Nine times out of ten, the first reaction I get when I tell people I’m a money editor is: ‘You must be really good at managing your own money then.’
I tend to react sheepishly, remembering all the times I’ve not saved money by bringing a packed lunch or that I’ve left cash in low-interest savings accounts.
But there is one decision I made nine years ago that I hope will one day confirm my money managing prowess. When I paid off my final student loan instalment in 2017, I allowed myself one month to enjoy a higher pay packet.
From then onwards I diverted the exact amount I had been paying towards my student loan directly into my pension before I got used to having the extra income.
If things go to plan, that one tweak should leave me tens of thousands of pounds better off in retirement.
One day when I’m in my seventies and taking myself out for a nice lunch or off on a day trip to the seaside, I hope I’ll thank thirty-something-year-old me for writing that email to her pension provider decades earlier.
Caught in a trap: Students who graduated from 2012 onwards won’t have had the opportunity to build up their pensions
But I’ll owe an even greater debt of gratitude to the fact I graduated before the punitively high interest rates and university fees were introduced, which would have delayed by decades the day I started paying more into my pension.
Much has been said recently about the unfairness of the current student loan system: the frightening interest rates, the potential misselling, the financial and emotional burden weighing down graduates throughout the best part of their working lives. And rightly so.
Anyone who tells you not to worry about having tens of thousands of pounds of student debt hanging over you clearly hasn’t felt the relief, elation and renewed sense of possibilities when you’re finally free of it.
However, just as worrying – but commonly overlooked – is what the student debt burden is doing to graduates’ pensions.
I fear there is a ticking time bomb waiting to go off when those who graduated from 2012 onwards – when the most punitive loans were introduced – reach retirement age.
They’ll have been so caught up with paying off their debts throughout most of their working lives that they won’t have had the opportunity to build up their pensions to anywhere near the level they’ll need for the retirement they want.

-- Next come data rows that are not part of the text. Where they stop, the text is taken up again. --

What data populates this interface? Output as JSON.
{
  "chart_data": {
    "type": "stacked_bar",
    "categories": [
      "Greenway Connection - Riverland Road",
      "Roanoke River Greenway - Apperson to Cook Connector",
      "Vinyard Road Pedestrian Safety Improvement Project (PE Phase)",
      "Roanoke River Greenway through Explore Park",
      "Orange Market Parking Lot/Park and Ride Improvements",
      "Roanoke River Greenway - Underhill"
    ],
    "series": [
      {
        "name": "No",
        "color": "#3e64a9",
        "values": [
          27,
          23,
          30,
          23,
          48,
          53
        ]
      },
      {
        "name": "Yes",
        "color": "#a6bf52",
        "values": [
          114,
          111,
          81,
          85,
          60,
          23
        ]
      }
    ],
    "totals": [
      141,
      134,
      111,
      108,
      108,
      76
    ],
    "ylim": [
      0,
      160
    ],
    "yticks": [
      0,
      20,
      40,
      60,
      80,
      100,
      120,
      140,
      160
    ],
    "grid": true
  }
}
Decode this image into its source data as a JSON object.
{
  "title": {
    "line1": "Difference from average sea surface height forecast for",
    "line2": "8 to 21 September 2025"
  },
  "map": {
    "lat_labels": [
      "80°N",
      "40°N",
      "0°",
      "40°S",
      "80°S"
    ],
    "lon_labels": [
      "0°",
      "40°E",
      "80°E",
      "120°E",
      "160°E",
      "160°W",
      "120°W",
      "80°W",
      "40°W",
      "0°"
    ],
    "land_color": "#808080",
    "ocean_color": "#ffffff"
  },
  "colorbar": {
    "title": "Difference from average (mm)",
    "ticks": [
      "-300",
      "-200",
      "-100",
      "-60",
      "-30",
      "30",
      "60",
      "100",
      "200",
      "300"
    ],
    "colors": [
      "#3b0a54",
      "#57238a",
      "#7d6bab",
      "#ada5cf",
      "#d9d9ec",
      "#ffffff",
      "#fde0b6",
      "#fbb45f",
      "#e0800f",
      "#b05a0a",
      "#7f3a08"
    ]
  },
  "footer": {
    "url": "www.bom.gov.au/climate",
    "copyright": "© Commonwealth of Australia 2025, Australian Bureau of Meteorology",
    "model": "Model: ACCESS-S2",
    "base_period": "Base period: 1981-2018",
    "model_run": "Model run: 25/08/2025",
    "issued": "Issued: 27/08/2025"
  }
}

And it’ll be almost impossible to play catch-up when their debt is finally wiped off.
A pound saved into a pension in your twenties is worth several times more than one saved in your fifties. That’s because the earlier you save the longer you have to benefit from compounding investment returns.
Not only that, but they’ll have missed out on thousands of pounds of free money liberally doled out by the Government to encourage workers to save towards their retirement.
If I get a more comfortable retirement thanks to redeploying my student loan payments into my pension, only a fraction will be thanks to my own self-restraint.
For every £100 I’ve put into my pension, no more than £40 will have come from me. How so? Because my employer matches my contributions and tax relief tops it up too.
Graduates still paying off their loans will have less opportunity to enjoy all that free cash. And, if anything, younger graduates need to put even more away for their retirement than older generations.
For one, they’ll inevitably get a stingier state pension than current retirees receive.
Comments by the pensions minister Torsten Bell last week suggest the triple lock, which has been improving the generosity of the state pension by guaranteeing it rises by at least inflation – may not even survive the next election, let alone decades into the future.
A worrying report last week warned that the state pension age will have to rise substantially – to as high as 75 for children who are in primary school today – in order for it to be sustainable. That’s because the number of pensioners relative to the number of workers paying taxes is rising steadily, the think tank the Centre for Social Justice warned.
Analysis of figures from the Office for National Statistics shows that in 1970 there were four working-age people for every pensioner. By 2025 the ratio has already fallen to 3.5 workers per pensioner.
Under current trends it is expected to fall to about two workers per pensioner in fewer than 90 years. And if the jobs market remains as hollowed out as it currently is, graduates will have to save as much as they can into a pension when they can to make up for the times they may be out of work.
Just over 16 per cent of people aged 16 to 24 cannot find work, according to the latest official figures. The number of graduate roles advertised has fallen by 45 per cent in a year according to jobs website Adzuna.
Last week, the Chancellor Rachel Reeves gave new hope that some relief may be coming for graduates.
At her Mais lecture to the City of London she admitted that ‘Yes, the student loan system is broken’.
However, disappointingly, she seemed to suggest that anyone hoping for reform would have to wait. ‘Yes, we want to fix it. Yes, we want to make improvements. But is it front of the queue? No, it’s not.’
I thought it was one of the advantages of having over half a million civil servants that change doesn’t have to happen one policy at a time.
Telling graduates to get in line is not good enough.
The day the graduate pension time bomb detonates may be decades away. But action to defuse it must start today.